Giorgio se quedó un instante parado delante de las escaleras. ¿Qué elegir? ¿Cómo subir al despacho? Después de los sueños de esa noche… ¿Escaleras o ascensor?

Al final se decidió por el ascensor. Había dormido apenas y muy mal, no tenía ganas de encarar esos pocos escalones que esa mañana parecían interminables. Mientras apretaba el botón rojo con el número 2 en relieve, repasaba en su mente las palabras que había preparado. Aunque estaba seguro de que al final iba a improvisar. Más o menos como hacía en la universidad antes de un examen importante.

Pero ahora era distinto, un examen siempre se puede repetir, mientras que esta vez solo disponía de una oportunidad y no la podía desaprovechar. Cualquier mínimo error supondría su fin.

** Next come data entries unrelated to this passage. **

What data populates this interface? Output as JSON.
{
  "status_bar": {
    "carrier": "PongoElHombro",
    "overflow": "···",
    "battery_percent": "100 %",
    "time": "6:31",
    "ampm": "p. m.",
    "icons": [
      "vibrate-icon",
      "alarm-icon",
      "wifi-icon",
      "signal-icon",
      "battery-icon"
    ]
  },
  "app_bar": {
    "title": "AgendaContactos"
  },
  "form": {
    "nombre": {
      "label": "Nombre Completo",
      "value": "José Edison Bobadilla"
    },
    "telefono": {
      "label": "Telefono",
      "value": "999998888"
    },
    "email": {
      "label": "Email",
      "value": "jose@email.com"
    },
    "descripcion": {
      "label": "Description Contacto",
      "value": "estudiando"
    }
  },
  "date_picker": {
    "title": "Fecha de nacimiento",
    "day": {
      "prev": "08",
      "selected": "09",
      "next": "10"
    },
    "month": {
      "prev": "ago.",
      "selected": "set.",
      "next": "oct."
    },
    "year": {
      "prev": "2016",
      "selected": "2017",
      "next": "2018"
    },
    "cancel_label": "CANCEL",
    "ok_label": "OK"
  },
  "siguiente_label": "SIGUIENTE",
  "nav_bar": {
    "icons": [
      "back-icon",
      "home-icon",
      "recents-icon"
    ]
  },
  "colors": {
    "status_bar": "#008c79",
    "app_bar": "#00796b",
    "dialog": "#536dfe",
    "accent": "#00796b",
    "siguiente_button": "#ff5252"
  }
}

Una vez en la segunda planta, recorrió el pasillo con paso lento y la vista clavada en el suelo, hasta detenerse en la última puerta. Introdujo la mano en el bolsillo derecho de los pantalones para buscar la llave de su despacho y miró alrededor.

Habría podido describir aquel lugar minuciosamente hasta con los ojos cerrados: la moqueta que pisaba todos los días desde hacía muchos años, los cuadros de las paredes, cada uno de los cuales contaba una historia diferente, las grandes plantas de los rincones del pasillo que una chica guapa se encargaba de regar y la pintura ensombrecida por el tiempo. Y, además, los colegas, los más simpáticos y los más odiados, que, como cada detalle de aquel edificio, habían constituido una parte más o menos importante de su vida.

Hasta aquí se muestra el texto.